Ryu was in an irritable mood because of the cancellation. But he had enough sense to realize that if his wife was putting on a show it was important for her, and, indeed, for them. Miserable and hokey as it was, he had to go along with it.
They got tipsy from the first drink — a particularly strong version of a Mai Tai which she mixed poorly — and got dressed in the vast master bedroom in a state of antagonistic confusion. She lay down for a while and asked him to go into her closet and pick out a pair of stockings for her, ones that would match her red Pucci dress.
“And don’t fuck it up and bring back something green.”
He went to the walk-in closet and fumbled around with the drawers in a slightly drunken annoyance. Why could she not organize her drawers at least? He had to open several of them, and as he did so he came across the folded sheet of paper which she had placed there weeks before and which she had since forgotten about. He opened it and saw the character, which he recognized at once. And yet, it seemed impossible.
A cold panic swept through him as he stood staring down at the crudely drawn characters, which looked as if they had been made by a child. Immediately he understood that Natsuo must have had him followed and the massage girls investigated. So she had been lying and fooling him all along. She was not as oblivious or rigidly naïve as he had believed. After his momentary astonishment, he felt a new and quite fierce respect for her.
He came back into the room with the wrong stockings; she smiled indulgently and he stroked her face.
“I’m glad we’re going to dinner,” he said. “It’s been awhile — what an inspiration on your part to book us at Tong Le. I’ve missed the old place.”
They went to Tong Le and drank a bottle of Argentinian wine. Natsuo had revived, and he found that she looked savagely appealing in her mismatched stockings and heirloom earrings that had once belonged to her grandmother, a glamorous consul’s wife in Pusan. It was something unheralded. He reached over and took her hand, which was now soft, sly, cunning, sexualized once again. He was secretly bemused and amused. His wife had never scared him before, but now that she had done so, he was intrigued. He wondered how she had done it.
She must have “read” his body language, with a feral intuition, and it seemed not unlikely that she had prepared a vengeance that would be equally surprising.
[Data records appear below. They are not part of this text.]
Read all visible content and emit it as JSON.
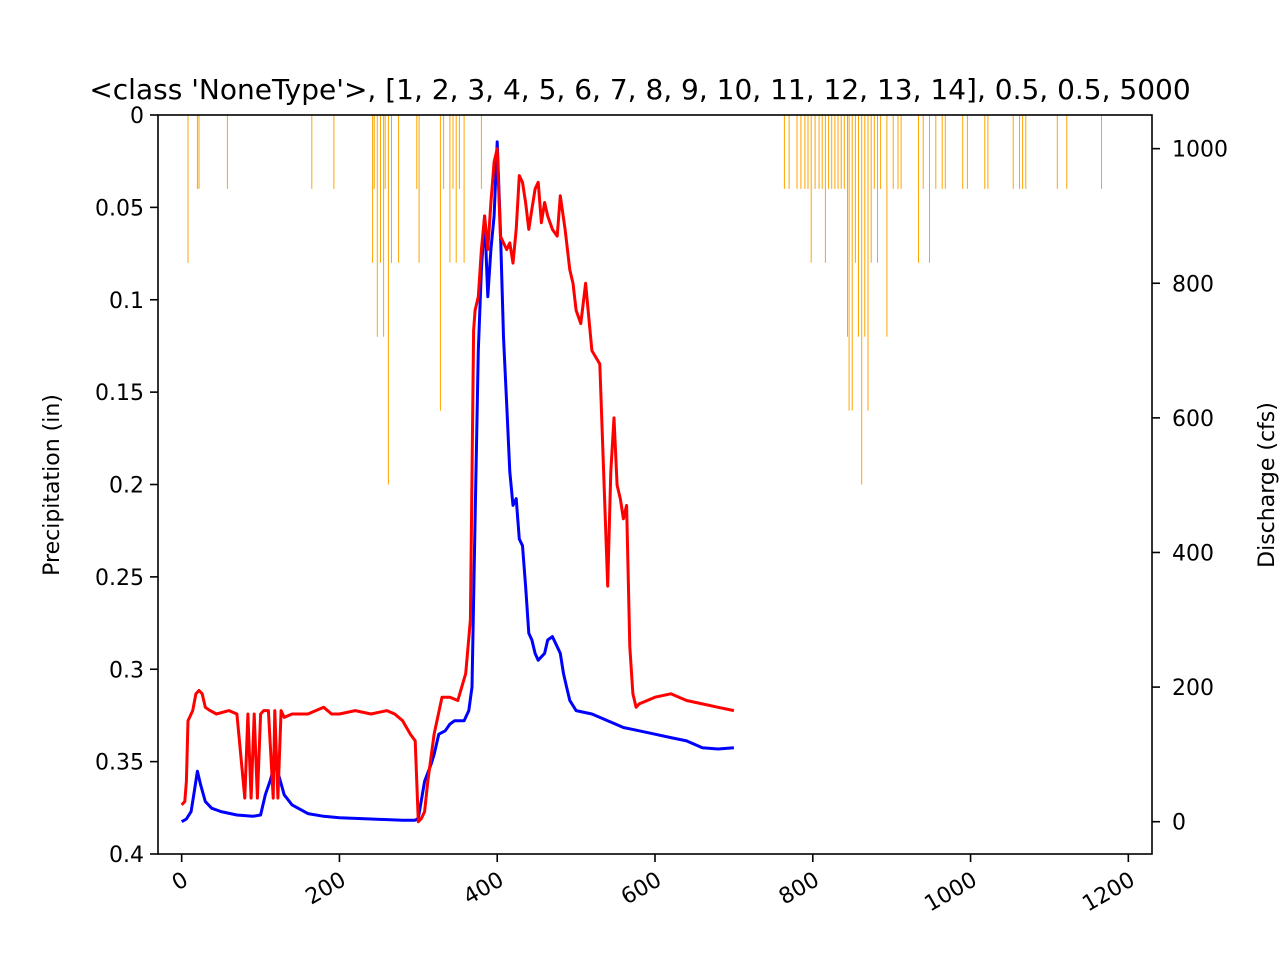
{
  "chart_data": {
    "type": "line",
    "title": "<class 'NoneType'>, [1, 2, 3, 4, 5, 6, 7, 8, 9, 10, 11, 12, 13, 14], 0.5, 0.5, 5000",
    "xlabel": "",
    "x_ticks": [
      "0",
      "200",
      "400",
      "600",
      "800",
      "1000",
      "1200"
    ],
    "xlim": [
      -30,
      1230
    ],
    "left_axis": {
      "label": "Precipitation (in)",
      "ylim": [
        0.4,
        0
      ],
      "inverted": true,
      "ticks": [
        "0",
        "0.05",
        "0.1",
        "0.15",
        "0.2",
        "0.25",
        "0.3",
        "0.35",
        "0.4"
      ]
    },
    "right_axis": {
      "label": "Discharge (cfs)",
      "ylim": [
        -48,
        1050
      ],
      "ticks": [
        "0",
        "200",
        "400",
        "600",
        "800",
        "1000"
      ]
    },
    "precipitation": {
      "color": "#ffa500",
      "type": "bar",
      "x": [
        8,
        20,
        22,
        58,
        165,
        193,
        242,
        244,
        248,
        252,
        256,
        258,
        262,
        266,
        275,
        298,
        301,
        328,
        332,
        340,
        344,
        348,
        352,
        358,
        380,
        764,
        770,
        780,
        785,
        790,
        794,
        798,
        803,
        808,
        812,
        816,
        820,
        824,
        828,
        832,
        836,
        840,
        844,
        846,
        850,
        854,
        858,
        862,
        866,
        870,
        874,
        878,
        882,
        886,
        894,
        902,
        908,
        912,
        934,
        940,
        948,
        956,
        964,
        968,
        990,
        996,
        1018,
        1022,
        1054,
        1062,
        1066,
        1070,
        1110,
        1122,
        1166
      ],
      "values": [
        0.08,
        0.04,
        0.04,
        0.04,
        0.04,
        0.04,
        0.08,
        0.04,
        0.12,
        0.08,
        0.12,
        0.04,
        0.2,
        0.08,
        0.08,
        0.04,
        0.08,
        0.16,
        0.04,
        0.08,
        0.04,
        0.08,
        0.04,
        0.08,
        0.04,
        0.04,
        0.04,
        0.04,
        0.04,
        0.04,
        0.04,
        0.08,
        0.04,
        0.04,
        0.04,
        0.08,
        0.04,
        0.04,
        0.04,
        0.04,
        0.04,
        0.04,
        0.12,
        0.16,
        0.16,
        0.08,
        0.12,
        0.2,
        0.12,
        0.16,
        0.08,
        0.04,
        0.08,
        0.04,
        0.12,
        0.04,
        0.04,
        0.04,
        0.08,
        0.04,
        0.08,
        0.04,
        0.04,
        0.04,
        0.04,
        0.04,
        0.04,
        0.04,
        0.04,
        0.04,
        0.04,
        0.04,
        0.04,
        0.04,
        0.04
      ]
    },
    "series": [
      {
        "color": "#0000ff",
        "x": [
          0,
          6,
          12,
          16,
          20,
          24,
          30,
          38,
          50,
          70,
          90,
          100,
          106,
          112,
          118,
          124,
          130,
          140,
          160,
          180,
          200,
          240,
          280,
          296,
          300,
          308,
          316,
          320,
          326,
          334,
          340,
          346,
          352,
          358,
          364,
          368,
          372,
          376,
          380,
          384,
          388,
          392,
          396,
          400,
          404,
          408,
          412,
          416,
          420,
          424,
          428,
          432,
          436,
          440,
          444,
          448,
          452,
          456,
          460,
          464,
          470,
          476,
          480,
          484,
          488,
          492,
          500,
          520,
          540,
          560,
          580,
          600,
          620,
          640,
          660,
          680,
          700
        ],
        "values": [
          0,
          4,
          15,
          45,
          75,
          55,
          30,
          20,
          15,
          10,
          8,
          10,
          40,
          60,
          85,
          65,
          40,
          25,
          12,
          8,
          6,
          4,
          2,
          2,
          5,
          60,
          85,
          100,
          130,
          135,
          145,
          150,
          150,
          150,
          165,
          200,
          450,
          700,
          820,
          900,
          780,
          850,
          900,
          1010,
          880,
          720,
          620,
          520,
          470,
          480,
          420,
          410,
          350,
          280,
          270,
          250,
          240,
          245,
          250,
          270,
          275,
          260,
          250,
          220,
          200,
          180,
          165,
          160,
          150,
          140,
          135,
          130,
          125,
          120,
          110,
          108,
          110
        ]
      },
      {
        "color": "#ff0000",
        "x": [
          0,
          4,
          6,
          8,
          10,
          14,
          18,
          22,
          26,
          30,
          36,
          44,
          60,
          70,
          80,
          84,
          88,
          92,
          96,
          100,
          104,
          110,
          116,
          118,
          122,
          126,
          130,
          140,
          160,
          180,
          190,
          200,
          220,
          240,
          260,
          270,
          280,
          290,
          296,
          300,
          304,
          308,
          312,
          320,
          330,
          340,
          350,
          360,
          366,
          370,
          372,
          376,
          380,
          384,
          388,
          392,
          396,
          400,
          404,
          408,
          412,
          416,
          420,
          424,
          428,
          432,
          436,
          440,
          444,
          448,
          452,
          456,
          460,
          464,
          470,
          476,
          480,
          486,
          492,
          496,
          500,
          506,
          512,
          520,
          530,
          540,
          544,
          548,
          552,
          556,
          560,
          564,
          568,
          572,
          576,
          580,
          600,
          620,
          640,
          660,
          680,
          700
        ],
        "values": [
          25,
          30,
          60,
          150,
          155,
          165,
          190,
          195,
          190,
          170,
          165,
          160,
          165,
          160,
          35,
          160,
          35,
          160,
          35,
          160,
          165,
          165,
          35,
          165,
          35,
          165,
          155,
          160,
          160,
          170,
          160,
          160,
          165,
          160,
          165,
          160,
          150,
          130,
          120,
          0,
          5,
          15,
          60,
          130,
          185,
          185,
          180,
          220,
          300,
          730,
          760,
          780,
          850,
          900,
          850,
          920,
          980,
          1000,
          870,
          860,
          850,
          860,
          830,
          880,
          960,
          950,
          920,
          880,
          910,
          940,
          950,
          890,
          920,
          900,
          880,
          870,
          930,
          880,
          820,
          800,
          760,
          740,
          800,
          700,
          680,
          350,
          520,
          600,
          500,
          480,
          450,
          470,
          260,
          190,
          170,
          175,
          185,
          190,
          180,
          175,
          170,
          165
        ]
      }
    ]
  }
}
On the spur of the moment, then, he made a resolution to call off his secret rendezvous in Geylang. He would tell Cheryl by means of a written message that he would send by courier and he would say it in a gentlemanly way. She would understand without hesitation, as such girls were bound to do, since it was, presumably, a cruel aspect of their metier.
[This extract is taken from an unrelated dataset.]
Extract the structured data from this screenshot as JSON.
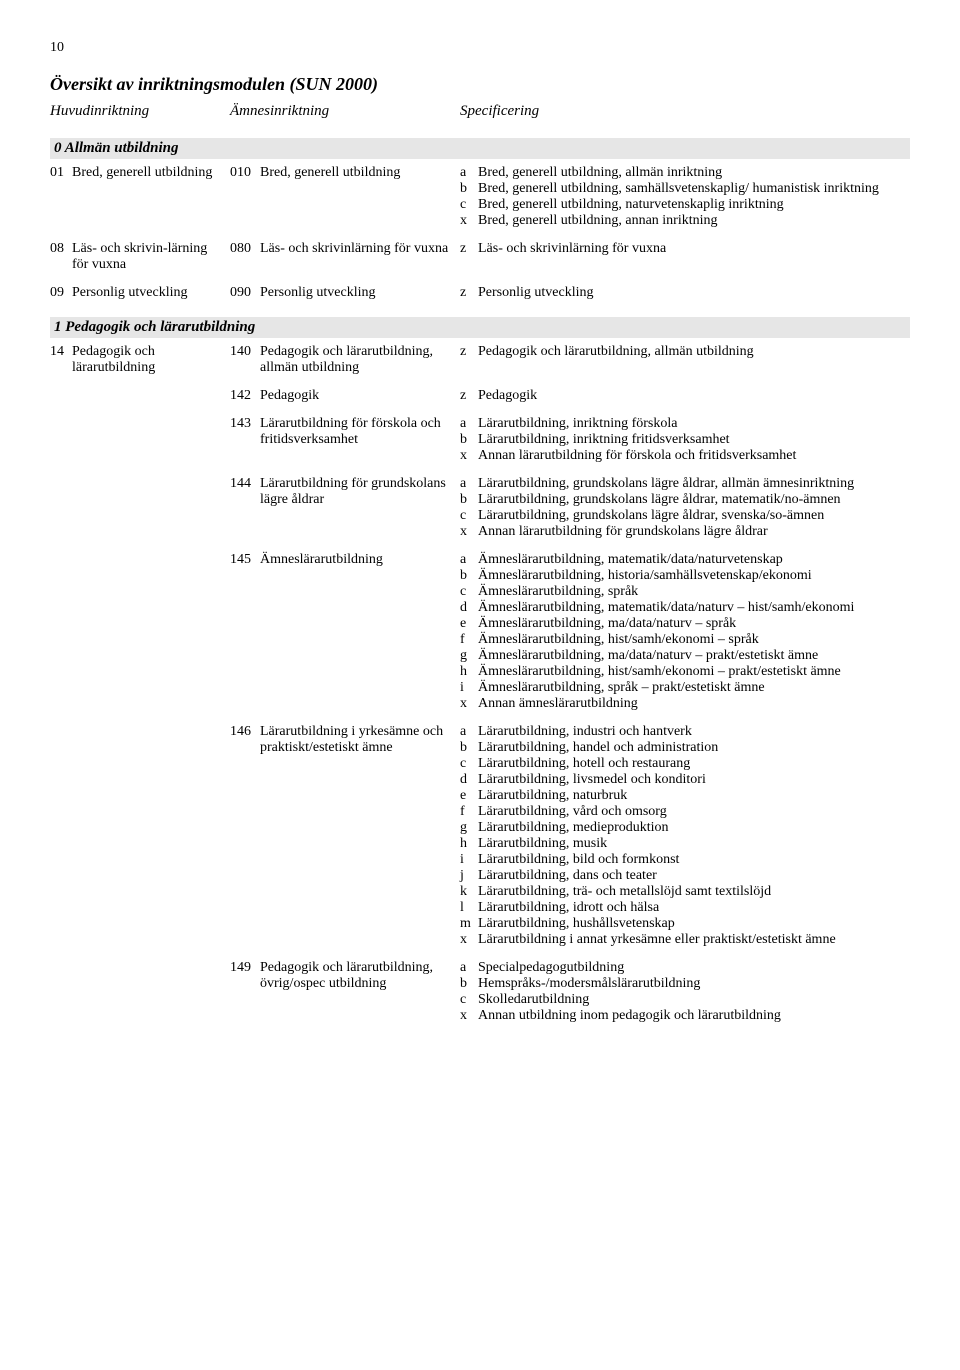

He wondered whether Natsuo knew he had seen the sheet of paper. If she did, it was a marvelously elegant and disciplined way of restoring her marriage and chastizing her ridiculous husband.
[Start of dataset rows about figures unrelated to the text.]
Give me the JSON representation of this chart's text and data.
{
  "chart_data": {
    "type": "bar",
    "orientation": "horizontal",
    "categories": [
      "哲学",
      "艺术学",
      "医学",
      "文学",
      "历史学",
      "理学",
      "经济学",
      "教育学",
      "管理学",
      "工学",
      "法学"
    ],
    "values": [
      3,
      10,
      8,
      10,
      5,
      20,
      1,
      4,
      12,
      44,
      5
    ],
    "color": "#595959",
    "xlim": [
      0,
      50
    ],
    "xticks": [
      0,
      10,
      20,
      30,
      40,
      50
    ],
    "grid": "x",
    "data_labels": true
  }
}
Across the bay, dark with clouds and rain, they saw the flickers of lightning faintly green against the horizon. They divided a salted century egg and laughed about their parents. In his mind, he formulated the letter he would write to Cheryl, and as he did so he became forlorn. This was alleviated only by the thought of the sex he would enjoy with his wife later that night, and for the first time in four months. He thought about the tattoo itself, and the meaning which had never been divulged to him. It must indeed have been a spell, he reflected, and this explained the girl’s reluctance to tell him what it was. Inoue was right after all — it was a culture he didn’t understand, and which he secretly despised.
He saw the ghostly reflection of his own face in the wet glass, and sensed the restaurant rotating slowly, one complete revolution every two hours, as they advertised. They drank quite heavily and a violet violence slowly came into her eyes; his hand began to shake and he felt himself beginning to suffocate behind his collar and tie.
Far away in Geylang, the girl was leading another man into the back room, opening the window so that the scent of rain and grass could enter the boudoir and give it some natural life and charm.